Over the past few decades, evolutionary computing methods, especially genetic algorithms are used countless times for analytically difficult or intractable optimization problems to approximate a globally optimal solution. These algorithms are quite computationally intensive, but their structure is very well parallelizable.
In the current work it is shown that the runtime of a genetic algorithm can be significantly reduced by an architecture which supports massive parallelism, by which the algorithms can be used in a wider area.
Due to the FPGA (Field Programmable Gate Array) architecture’s support for high degree of parallelization, respectively thanks to its reprogrammable nature, it is most suitable for a cost-effective realization of a prototype.
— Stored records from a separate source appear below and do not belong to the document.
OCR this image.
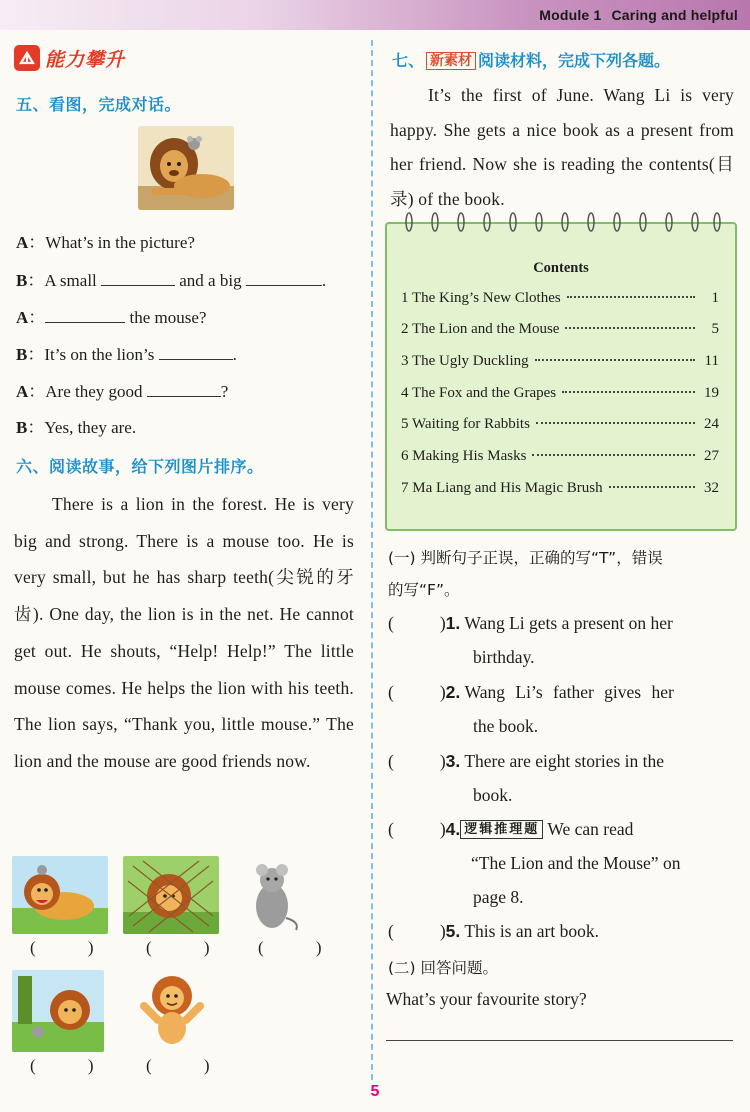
Module 1 Caring and helpful
能力攀升
五、看图，完成对话。
A：What’s in the picture?
B：A small	and a big	.
A：	the mouse?
B：It’s on the lion’s	.
A：Are they good	?
B：Yes, they are.
六、阅读故事，给下列图片排序。

There is a lion in the forest. He is very big and strong. There is a mouse too. He is very small, but he has sharp teeth(尖锐的牙齿). One day, the lion is in the net. He cannot get out. He shouts, “Help! Help!” The little mouse comes. He helps the lion with his teeth. The lion says, “Thank you, little mouse.” The lion and the mouse are good friends now.

( ) ( ) ( )
( ) ( )
七、 新素材 阅读材料，完成下列各题。

It’s the first of June. Wang Li is very happy. She gets a nice book as a present from her friend. Now she is reading the contents(目录) of the book.

Contents
1 The King’s New Clothes	1
2 The Lion and the Mouse	5
3 The Ugly Duckling	11
4 The Fox and the Grapes	19
5 Waiting for Rabbits	24
6 Making His Masks	27
7 Ma Liang and His Magic Brush	32
(一) 判断句子正误，正确的写“T”，错误
的写“F”。
(	)1. Wang Li gets a present on her
birthday.
(	)2. Wang Li’s father gives her
the book.
(	)3. There are eight stories in the
book.
(	)4. 逻辑推理题 We can read
“The Lion and the Mouse” on
page 8.
(	)5. This is an art book.
(二) 回答问题。
What’s your favourite story?
5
In my thesis I present a general purpose genetic algorithm prototype, implemented in FPGA, including its inherent capabilities and limitations. The implemented prototype can be used as a hardware acceleration of an evolutionary simulation or a subsystem of a complex real-time decision support system improving the speed of the algorithm with orders of magnitude compared to purely software implementations.
Due to the modularity of the system, problem-specific fitness units can be developed separately requiring the necessary knowledge. To demonstrate this a case-study is presented applying the system for non-linear programming (NLP) and optimization problems.
This is followed by the presentation of test results, their evaluation, and summary. Finally further development directions are outlined.